Yale-led team develops potential non-toxic alternative to Paxlovid

Newswise — Paxlovid (Nirmatrelvir/ritonavir) has been instrumental in treating COVID-19 infections, but negative interactions between ritonavir and other drugs have led some patients to be hospitalized with kidney failure. Molnupiravir, another antiviral under Emergency Use Authorization from the FDA, has not been nearly as effective at treating COVID-19.

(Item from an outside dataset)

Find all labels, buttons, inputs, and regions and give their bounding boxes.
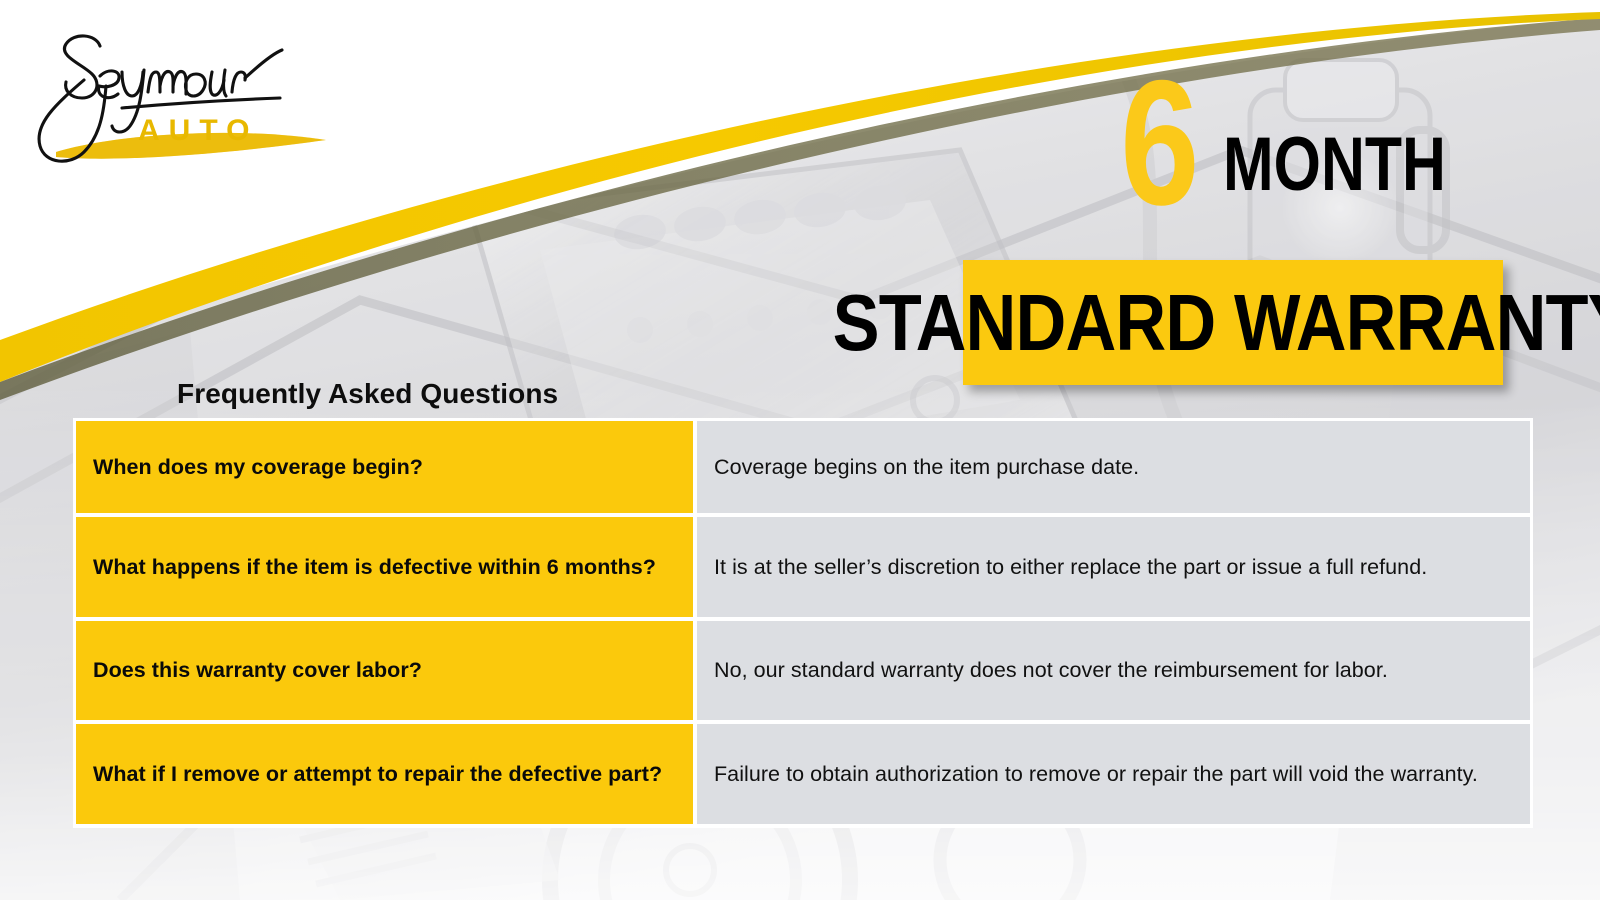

In a new study, researchers at Yale School of Medicine have created a non-toxic potential alternative to Paxlovid by combining molnupiravir with a new, lab-developed antiviral compound. "Options for other COVD-19 drugs would be especially important for immunocompromised patients, particularly those who have received organ transplants," says Karen S. Anderson, PhD, professor of pharmacology and of molecular biophysics & biochemistry at Yale School of Medicine and an author of the study,  "since they can experience toxicity due drug-drug interactions between their anti-rejection medication and Paxlovid."

Using computational analysis coupled with biochemical assays, researchers from the Jorgensen and Anderson labs found the seizure drug perampanel could loosely bind to the main protease of SARS-CoV-2, which is essential for viral replication. From there, they altered the drug's chemical structure to come up with compounds that might work in a preclinical setting.

The team of Priti Kumar, PhD, associate professor of internal medicine and an author of the study, found one of these compounds designed by the Jorgensen and Anderson labs - designated Mpro61 - had promise in a mouse model of SARS-CoV-2 infection. When Kumar's lab tested an oral formulation of Mpro61 along with molnupiravir, mice infected with COVID-19 showed no traces of the virus after 14 days of treatment. "All mice not only achieved a full recovery, they also experienced complete suppression of pulmonary inflammatory responses and showed no lung damage," Kumar says. "This is particularly significant as Molnupiravir by itself was unable to elicit this outcome."

Researchers say randomized clinical trials are needed to establish safety and efficacy in humans vs. COVID-19 and other coronaviruses. “We were so caught off guard with [the COVID- 19] pandemic in terms of having something that works,” Anderson says. “This work might put us a step forward in future pandemics.”

The study's lead authors were Christina Papini and Irfan Ullah. Co-authors included Shuo Zhang, Qihao Wu, Krasimir A. Spasov, Chunhi Zhang, Walther Mothes, Jason M. Crawford, Brett Lindenbach, Pradeep D. Uchil, and William L. Jorgensen.